Mais on observera que les risques courus par le transfert de données découlent de la nature même d’internet. Un terminal, dès qu’il est raccordé, est potentiellement ouvert, et c’est souvent une obligation: pour les nécessités du service, dira-t-on par euphémisme à propos du trafic des mises à jour. L’usager, si son autorisation devait être requise à chacune de ces interventions, ne le supporterait pas. Soit, mais cet état de fait est la porte ouverte à toutes sortes d’abus. Peut-être le problème de protection des données exportées n’en est-il qu’une conséquence, mais c’est aussi un révélateur, et ce doit être un objectif politique que de mettre tout un chacun à l’abri des espions. Aujourd’hui, la sécurité informatique reste un privilège de riches, et le terrain d’exercice de margoulins de toute nature. D’ailleurs ces gens ne remettent en général pas en question les intrusions menant jusqu’à la mésaventure du touriste éconduit à l’aéroport.

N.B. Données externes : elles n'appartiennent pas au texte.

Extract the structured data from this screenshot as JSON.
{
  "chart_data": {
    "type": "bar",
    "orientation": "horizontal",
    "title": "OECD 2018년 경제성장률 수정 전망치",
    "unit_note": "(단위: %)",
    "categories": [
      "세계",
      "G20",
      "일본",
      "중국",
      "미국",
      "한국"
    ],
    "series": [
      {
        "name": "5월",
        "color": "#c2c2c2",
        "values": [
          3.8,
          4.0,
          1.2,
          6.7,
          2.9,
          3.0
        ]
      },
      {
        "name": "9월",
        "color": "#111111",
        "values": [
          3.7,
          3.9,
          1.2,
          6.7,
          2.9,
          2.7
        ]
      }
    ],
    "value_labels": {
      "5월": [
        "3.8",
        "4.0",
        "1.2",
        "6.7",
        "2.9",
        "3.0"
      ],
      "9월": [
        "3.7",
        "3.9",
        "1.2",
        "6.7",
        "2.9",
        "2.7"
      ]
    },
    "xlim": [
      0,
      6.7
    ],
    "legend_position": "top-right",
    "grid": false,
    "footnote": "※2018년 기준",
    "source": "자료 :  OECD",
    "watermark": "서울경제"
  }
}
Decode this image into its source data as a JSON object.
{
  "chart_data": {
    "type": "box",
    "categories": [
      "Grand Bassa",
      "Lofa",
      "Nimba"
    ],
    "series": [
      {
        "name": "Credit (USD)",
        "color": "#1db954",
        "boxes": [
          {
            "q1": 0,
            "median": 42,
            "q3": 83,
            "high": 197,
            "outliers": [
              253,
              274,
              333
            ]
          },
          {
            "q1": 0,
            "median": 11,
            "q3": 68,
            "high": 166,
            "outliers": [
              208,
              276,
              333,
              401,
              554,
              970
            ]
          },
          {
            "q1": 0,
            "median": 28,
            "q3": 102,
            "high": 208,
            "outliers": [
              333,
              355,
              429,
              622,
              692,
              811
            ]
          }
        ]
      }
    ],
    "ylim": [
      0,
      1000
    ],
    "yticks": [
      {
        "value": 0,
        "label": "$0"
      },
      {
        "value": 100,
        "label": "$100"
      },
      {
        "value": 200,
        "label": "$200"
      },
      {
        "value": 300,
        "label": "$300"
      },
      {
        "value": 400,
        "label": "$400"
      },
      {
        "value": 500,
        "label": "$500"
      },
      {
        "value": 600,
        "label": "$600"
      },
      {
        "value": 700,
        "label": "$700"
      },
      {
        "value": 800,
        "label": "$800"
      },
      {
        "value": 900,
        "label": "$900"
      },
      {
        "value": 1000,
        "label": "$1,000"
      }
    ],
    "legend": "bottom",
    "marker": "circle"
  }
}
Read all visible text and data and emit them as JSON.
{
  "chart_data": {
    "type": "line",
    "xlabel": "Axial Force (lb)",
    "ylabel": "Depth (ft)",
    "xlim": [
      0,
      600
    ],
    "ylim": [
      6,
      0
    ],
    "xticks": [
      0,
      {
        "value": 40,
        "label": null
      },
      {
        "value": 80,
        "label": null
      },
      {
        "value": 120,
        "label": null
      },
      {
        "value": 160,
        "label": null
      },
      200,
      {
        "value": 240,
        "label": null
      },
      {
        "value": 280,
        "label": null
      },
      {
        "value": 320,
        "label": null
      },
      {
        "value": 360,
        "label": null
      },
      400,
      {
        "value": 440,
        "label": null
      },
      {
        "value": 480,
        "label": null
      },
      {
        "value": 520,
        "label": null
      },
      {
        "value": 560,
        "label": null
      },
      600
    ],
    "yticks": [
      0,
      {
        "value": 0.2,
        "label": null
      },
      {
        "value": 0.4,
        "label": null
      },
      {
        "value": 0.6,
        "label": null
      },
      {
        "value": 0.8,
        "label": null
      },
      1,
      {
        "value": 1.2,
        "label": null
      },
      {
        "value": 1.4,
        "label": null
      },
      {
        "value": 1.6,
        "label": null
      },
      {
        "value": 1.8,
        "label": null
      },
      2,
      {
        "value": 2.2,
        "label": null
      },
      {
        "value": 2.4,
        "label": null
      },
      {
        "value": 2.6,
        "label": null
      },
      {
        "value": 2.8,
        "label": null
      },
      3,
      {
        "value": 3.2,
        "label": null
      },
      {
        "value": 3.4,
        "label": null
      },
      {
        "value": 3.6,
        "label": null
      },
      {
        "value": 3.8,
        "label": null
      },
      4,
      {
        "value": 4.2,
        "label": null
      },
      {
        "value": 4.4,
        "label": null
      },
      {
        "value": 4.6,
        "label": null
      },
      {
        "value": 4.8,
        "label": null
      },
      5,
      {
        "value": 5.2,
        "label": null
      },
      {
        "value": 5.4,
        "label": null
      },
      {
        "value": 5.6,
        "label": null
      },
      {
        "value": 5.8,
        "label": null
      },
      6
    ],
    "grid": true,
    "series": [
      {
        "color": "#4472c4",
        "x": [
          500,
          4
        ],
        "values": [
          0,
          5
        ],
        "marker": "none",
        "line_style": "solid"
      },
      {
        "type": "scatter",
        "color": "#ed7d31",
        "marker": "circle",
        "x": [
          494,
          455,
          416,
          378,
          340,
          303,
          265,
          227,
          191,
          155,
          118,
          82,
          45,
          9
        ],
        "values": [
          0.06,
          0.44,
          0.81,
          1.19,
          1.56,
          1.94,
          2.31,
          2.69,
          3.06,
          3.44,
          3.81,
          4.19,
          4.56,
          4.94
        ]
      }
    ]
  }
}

Le Parlement européen, en revanche, est susceptible d’influencer positivement le cours des choses au vu de ce rapport qui dénonce les menaces que les agissements américains font peser sur les citoyens et la souveraineté des données en Europe, parce que la loi américaine a institué «un pouvoir de surveillance de masse».

Il faut noter cette expression de «souveraineté des données en Europe», qui implique une localisation, ou plutôt une relocalisation des données. On peut dire que ces dernières ont été exterritorialisées par la législation américaine, puisque cette dernière instrumentalise les entreprises américaines dans ces missions de surveillance en dehors du territoire.

On a tellement assimilé le vocable «virtuel», et sa variante paradoxale «réalité virtuelle» qu’on en a oublié qu’il n’est pas de donnée immatérielle sans support matériel, et donc lieu de résidence. L’idée de relocalisation des données corrige ce que cette immatérialité a de fallacieux et, en limitant les pouvoirs des multinationales, qui déménagent les données à leur guise, permettrait de rétablir les droits des personnes, le respect de leur sphère privée.